During the late 1800s, the Tlingit moved to the Yukon to access its rich fur resources, but also because of the Klondike Gold Rush of 1897–99. Their semi-nomadic subsistence way of life allowed them to adapt well to the Yukon. In the Yukon, furs were more numerous, but salmon resources were less dependable. Their technology, like that of neighbouring Athapaskans, such as the Tutchone, was well suited to the hard conditions of the subarctic Cordillera.

The Tlingit sometimes fought with the Tahltan over rights to fish salmon and to control the flow of fine furs from the interior to the coast. Both groups sought fur of the Liard River Kaska, but were themselves dominated by Tlingit living on the coast who controlled access to European fur traders.

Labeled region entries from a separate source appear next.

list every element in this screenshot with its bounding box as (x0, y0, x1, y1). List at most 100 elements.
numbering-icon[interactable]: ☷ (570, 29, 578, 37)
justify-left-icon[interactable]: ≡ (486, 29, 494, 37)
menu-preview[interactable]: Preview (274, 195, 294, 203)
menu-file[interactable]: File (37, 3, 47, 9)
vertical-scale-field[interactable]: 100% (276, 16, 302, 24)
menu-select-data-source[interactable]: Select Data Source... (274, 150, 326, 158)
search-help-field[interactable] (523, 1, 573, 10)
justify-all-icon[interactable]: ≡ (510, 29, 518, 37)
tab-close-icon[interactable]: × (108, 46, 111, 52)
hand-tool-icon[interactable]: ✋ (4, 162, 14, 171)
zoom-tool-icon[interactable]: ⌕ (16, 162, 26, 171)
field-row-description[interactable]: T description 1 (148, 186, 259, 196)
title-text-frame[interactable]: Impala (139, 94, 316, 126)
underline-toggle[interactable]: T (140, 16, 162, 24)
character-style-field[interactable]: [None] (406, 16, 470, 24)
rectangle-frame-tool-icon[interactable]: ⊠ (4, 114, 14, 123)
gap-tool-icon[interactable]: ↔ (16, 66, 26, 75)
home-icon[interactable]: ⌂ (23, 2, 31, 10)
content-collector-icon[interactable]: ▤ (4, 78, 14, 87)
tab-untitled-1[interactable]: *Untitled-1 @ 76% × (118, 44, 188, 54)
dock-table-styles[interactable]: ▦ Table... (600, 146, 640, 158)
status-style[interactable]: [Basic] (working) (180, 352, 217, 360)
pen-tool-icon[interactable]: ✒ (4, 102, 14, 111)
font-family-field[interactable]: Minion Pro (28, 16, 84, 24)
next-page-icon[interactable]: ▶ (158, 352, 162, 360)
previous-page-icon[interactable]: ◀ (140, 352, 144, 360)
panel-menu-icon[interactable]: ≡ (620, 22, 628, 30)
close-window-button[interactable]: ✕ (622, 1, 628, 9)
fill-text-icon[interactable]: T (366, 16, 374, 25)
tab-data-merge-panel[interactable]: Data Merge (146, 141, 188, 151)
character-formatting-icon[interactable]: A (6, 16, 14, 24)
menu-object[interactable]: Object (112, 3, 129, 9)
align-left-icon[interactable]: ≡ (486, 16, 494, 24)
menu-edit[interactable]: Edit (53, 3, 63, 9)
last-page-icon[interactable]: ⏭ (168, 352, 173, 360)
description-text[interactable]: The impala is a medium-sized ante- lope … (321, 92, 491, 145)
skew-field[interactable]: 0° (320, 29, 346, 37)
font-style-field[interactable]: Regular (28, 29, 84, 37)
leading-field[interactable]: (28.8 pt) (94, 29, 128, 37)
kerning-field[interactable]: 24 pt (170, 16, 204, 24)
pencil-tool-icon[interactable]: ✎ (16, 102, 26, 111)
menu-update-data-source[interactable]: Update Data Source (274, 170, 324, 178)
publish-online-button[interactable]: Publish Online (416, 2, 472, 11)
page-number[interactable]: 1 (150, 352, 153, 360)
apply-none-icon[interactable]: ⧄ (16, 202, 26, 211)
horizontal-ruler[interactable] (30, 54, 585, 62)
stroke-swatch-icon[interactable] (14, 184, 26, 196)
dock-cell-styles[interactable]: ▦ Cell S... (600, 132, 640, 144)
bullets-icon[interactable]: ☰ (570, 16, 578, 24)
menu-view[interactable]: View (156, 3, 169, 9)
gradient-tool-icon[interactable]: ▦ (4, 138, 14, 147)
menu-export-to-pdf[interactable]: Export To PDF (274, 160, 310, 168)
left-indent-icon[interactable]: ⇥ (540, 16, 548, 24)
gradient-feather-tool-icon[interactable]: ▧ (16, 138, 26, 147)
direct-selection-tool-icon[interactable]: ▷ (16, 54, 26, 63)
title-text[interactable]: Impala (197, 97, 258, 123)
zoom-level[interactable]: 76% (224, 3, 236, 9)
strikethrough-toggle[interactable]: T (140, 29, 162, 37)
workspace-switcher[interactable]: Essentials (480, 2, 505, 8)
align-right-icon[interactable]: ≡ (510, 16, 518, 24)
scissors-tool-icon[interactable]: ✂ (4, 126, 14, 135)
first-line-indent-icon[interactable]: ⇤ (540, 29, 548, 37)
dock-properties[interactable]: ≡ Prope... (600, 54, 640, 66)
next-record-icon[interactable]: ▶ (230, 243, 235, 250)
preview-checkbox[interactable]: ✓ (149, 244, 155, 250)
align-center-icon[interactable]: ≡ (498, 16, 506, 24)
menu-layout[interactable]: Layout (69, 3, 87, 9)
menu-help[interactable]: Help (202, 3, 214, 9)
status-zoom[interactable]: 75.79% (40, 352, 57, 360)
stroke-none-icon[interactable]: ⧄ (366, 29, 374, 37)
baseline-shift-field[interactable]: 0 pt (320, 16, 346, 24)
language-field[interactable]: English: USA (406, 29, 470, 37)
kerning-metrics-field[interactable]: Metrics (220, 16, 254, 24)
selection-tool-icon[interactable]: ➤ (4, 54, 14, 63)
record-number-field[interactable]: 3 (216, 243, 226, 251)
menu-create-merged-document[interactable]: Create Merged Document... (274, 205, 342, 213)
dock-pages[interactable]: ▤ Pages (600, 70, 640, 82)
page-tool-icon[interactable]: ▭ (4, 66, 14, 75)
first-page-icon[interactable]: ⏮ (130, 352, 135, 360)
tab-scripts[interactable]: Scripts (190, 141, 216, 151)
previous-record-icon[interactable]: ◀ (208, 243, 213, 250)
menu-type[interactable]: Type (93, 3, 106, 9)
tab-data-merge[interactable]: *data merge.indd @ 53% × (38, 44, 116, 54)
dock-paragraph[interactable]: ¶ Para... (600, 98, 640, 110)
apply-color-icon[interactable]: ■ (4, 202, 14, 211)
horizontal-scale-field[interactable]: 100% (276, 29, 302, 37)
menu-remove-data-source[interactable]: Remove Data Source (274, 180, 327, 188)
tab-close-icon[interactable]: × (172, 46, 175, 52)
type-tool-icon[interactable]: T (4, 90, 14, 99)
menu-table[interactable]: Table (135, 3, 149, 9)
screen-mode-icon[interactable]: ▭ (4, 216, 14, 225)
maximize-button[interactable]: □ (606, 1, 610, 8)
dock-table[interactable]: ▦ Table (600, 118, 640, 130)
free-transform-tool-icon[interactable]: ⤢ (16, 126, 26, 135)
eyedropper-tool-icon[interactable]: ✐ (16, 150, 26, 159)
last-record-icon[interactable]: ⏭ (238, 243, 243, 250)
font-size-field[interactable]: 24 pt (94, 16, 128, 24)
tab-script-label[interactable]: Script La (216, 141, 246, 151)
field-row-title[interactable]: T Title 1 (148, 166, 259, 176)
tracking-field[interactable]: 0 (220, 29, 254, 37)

Land Claims and Self-government

The Inland Tlingit signed no treaties with the federal government. In 1993, the Council of Yukon Indians (now the Council of Yukon First Nations) successfully negotiated a land claims settlement. They have also joined the Council of Yukon First Nations (which succeeded the Council of Yukon Indians in 1995) in an effort to bring about a First Nation government to operate in the Yukon along with the territorial and  federal governments.

In 1995, after more than two decades of negotiations, the federal and Yukon governments’ Teslin Tlingit Council Final and Self-Government agreements came into effect. The agreements govern more than 10,000 km2of Teslin Tlingit territory and include aspects of the traditional clan culture.